Actually, you’re one of the few artists working online, with your own image and with social media and self-image, to have broken through to the art world. At least, that’s how it seems. I know in the past you said that kind of academic acceptance wasn’t necessarily something you aimed for, but how do you feel about it? Do you feel the reception is changing?
I’ve definitely seen my audience change and grow larger as my “career” has progressed. This seems natural to me, but I still feel like I come from a pretty DIY background; someone once called it “digital DIY” which is the perfect term for it. I went into art making being obsessed with the Internet and just exploring. It’s amazing that professors want me to come and talk to their students or that people want to write papers about me. It’s also interesting how the people that “understand” or are even most excited about what I’m doing are not necessarily academic types anyway.
That’s the beautiful thing about how you work and how people view it and can interact with it. You’ve also spoken quite a lot on social media about dealing with shame. It’s something I really identify with. Does making work help?
Making work helps—maybe because I make so much of it that I’m constantly dumping. I think if I were tweaking every little thing instead of just constantly purging, collecting, curating and re-purging I’d be too in my head. It’s good to be in your head but the audience participation and the feedback loop keeps me going.
“I feel like I’ve closed up a lot even over the past year—or maybe I’ve just distanced myself from my work.”
Is it as important to you to speak out about those things? And how much do you think about your community when you make your work? Does that support system ever also become a burden for creating, in a way?

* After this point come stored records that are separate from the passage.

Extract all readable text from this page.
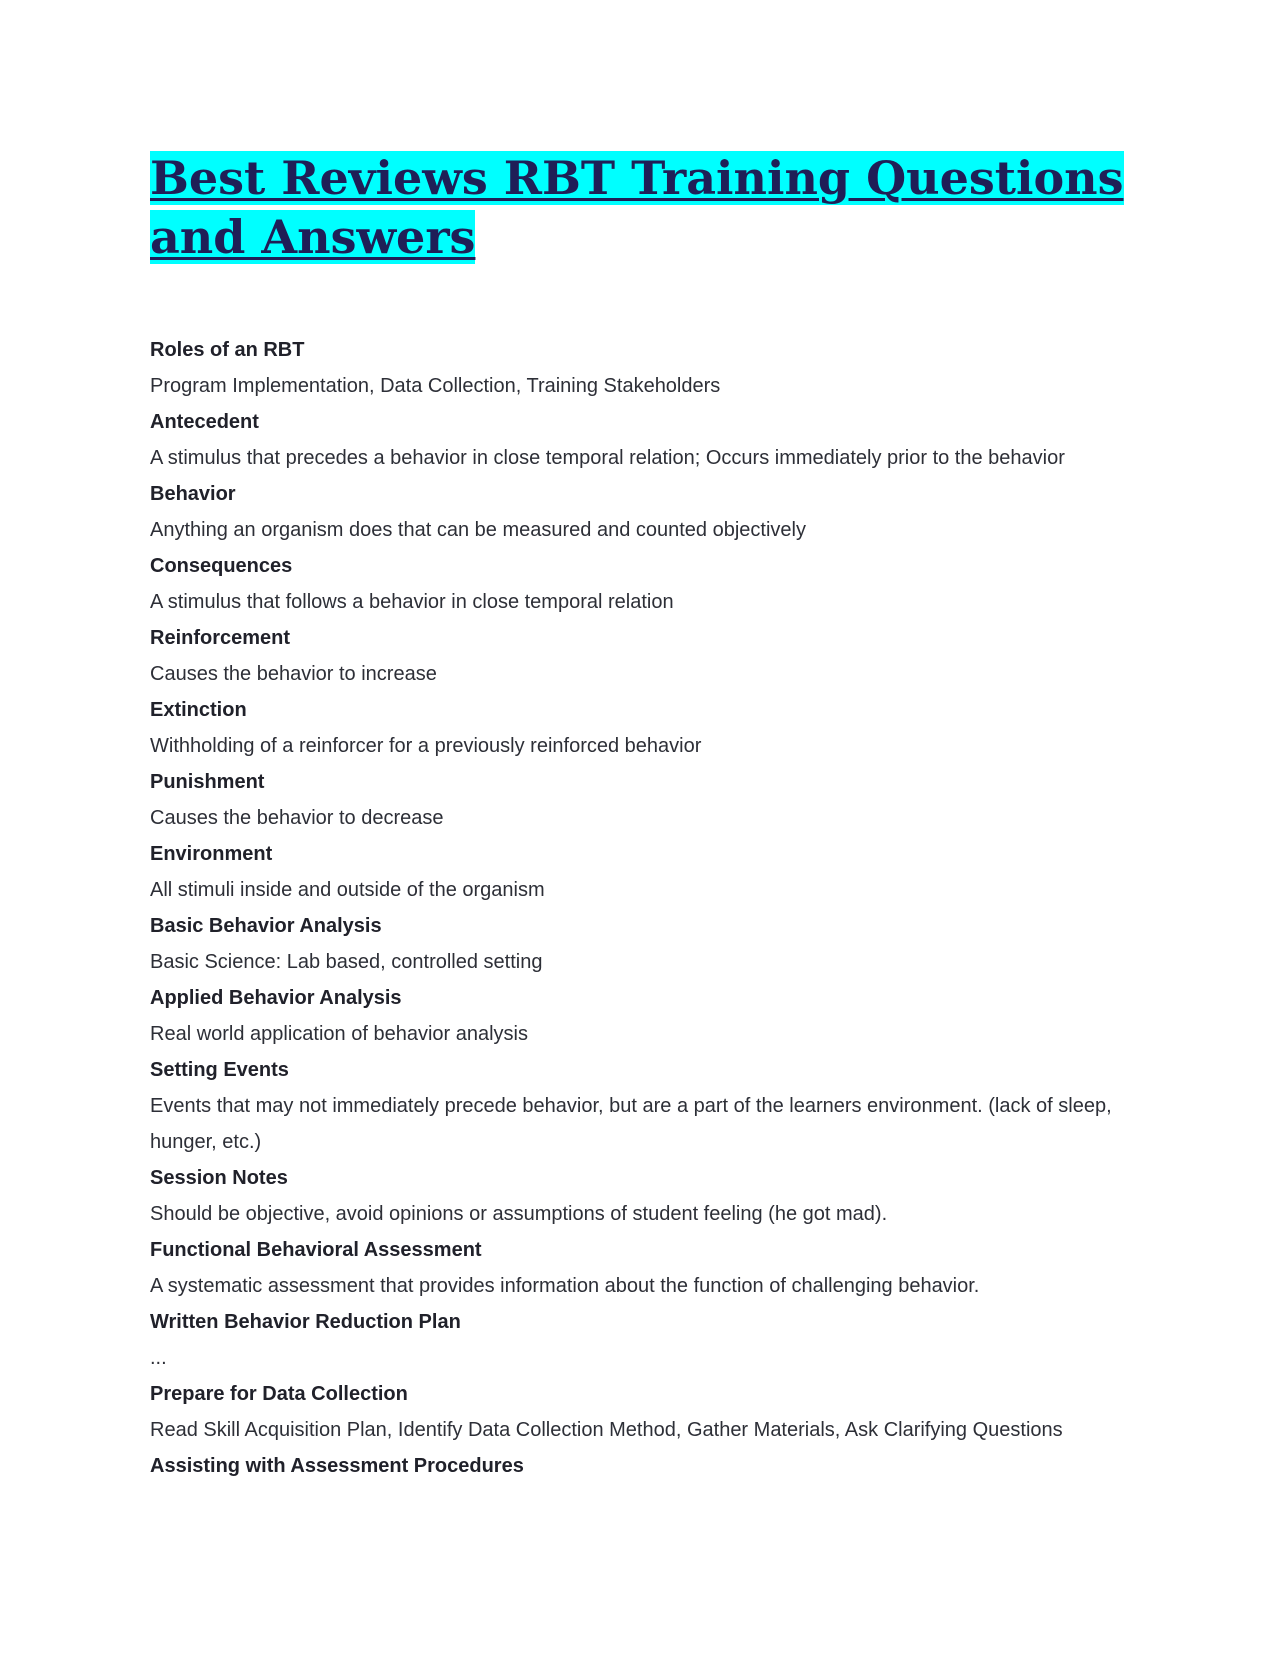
Best Reviews RBT Training Questions and Answers
Roles of an RBT
Program Implementation, Data Collection, Training Stakeholders
Antecedent
A stimulus that precedes a behavior in close temporal relation; Occurs immediately prior to the behavior
Behavior
Anything an organism does that can be measured and counted objectively
Consequences
A stimulus that follows a behavior in close temporal relation
Reinforcement
Causes the behavior to increase
Extinction
Withholding of a reinforcer for a previously reinforced behavior
Punishment
Causes the behavior to decrease
Environment
All stimuli inside and outside of the organism
Basic Behavior Analysis
Basic Science: Lab based, controlled setting
Applied Behavior Analysis
Real world application of behavior analysis
Setting Events
Events that may not immediately precede behavior, but are a part of the learners environment. (lack of sleep, hunger, etc.)
Session Notes
Should be objective, avoid opinions or assumptions of student feeling (he got mad).
Functional Behavioral Assessment
A systematic assessment that provides information about the function of challenging behavior.
Written Behavior Reduction Plan
...
Prepare for Data Collection
Read Skill Acquisition Plan, Identify Data Collection Method, Gather Materials, Ask Clarifying Questions
Assisting with Assessment Procedures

The Internet has changed a lot in the past fifteen years (when I really started using it). I don’t think people trust each other as much as they used to. It makes it harder for me to open up. I feel like I’ve closed up a lot even over the past year—or maybe I’ve just distanced myself from my work. I used to feel a lot of pressure to comment or share or make work at a certain speed but I don’t anymore. It’s emotionally exhausting putting yourself out there on a daily basis and having that be tied into the way you make money and also, in a lot of ways, your personal relationships. Kind of like how my bed and my studio are in the same room, it gets blurry and sometimes you feel kind of sick. But I keep going. I just have to take certain emotional precautions and steps in order to feel good.
Sounds like good advice. Any plans to come back to London soon? You did some great shows in Hackney.
Yes! I have a solo show at Annka Kultys Gallery this May :)
Hooray! I can’t wait to see it—and you!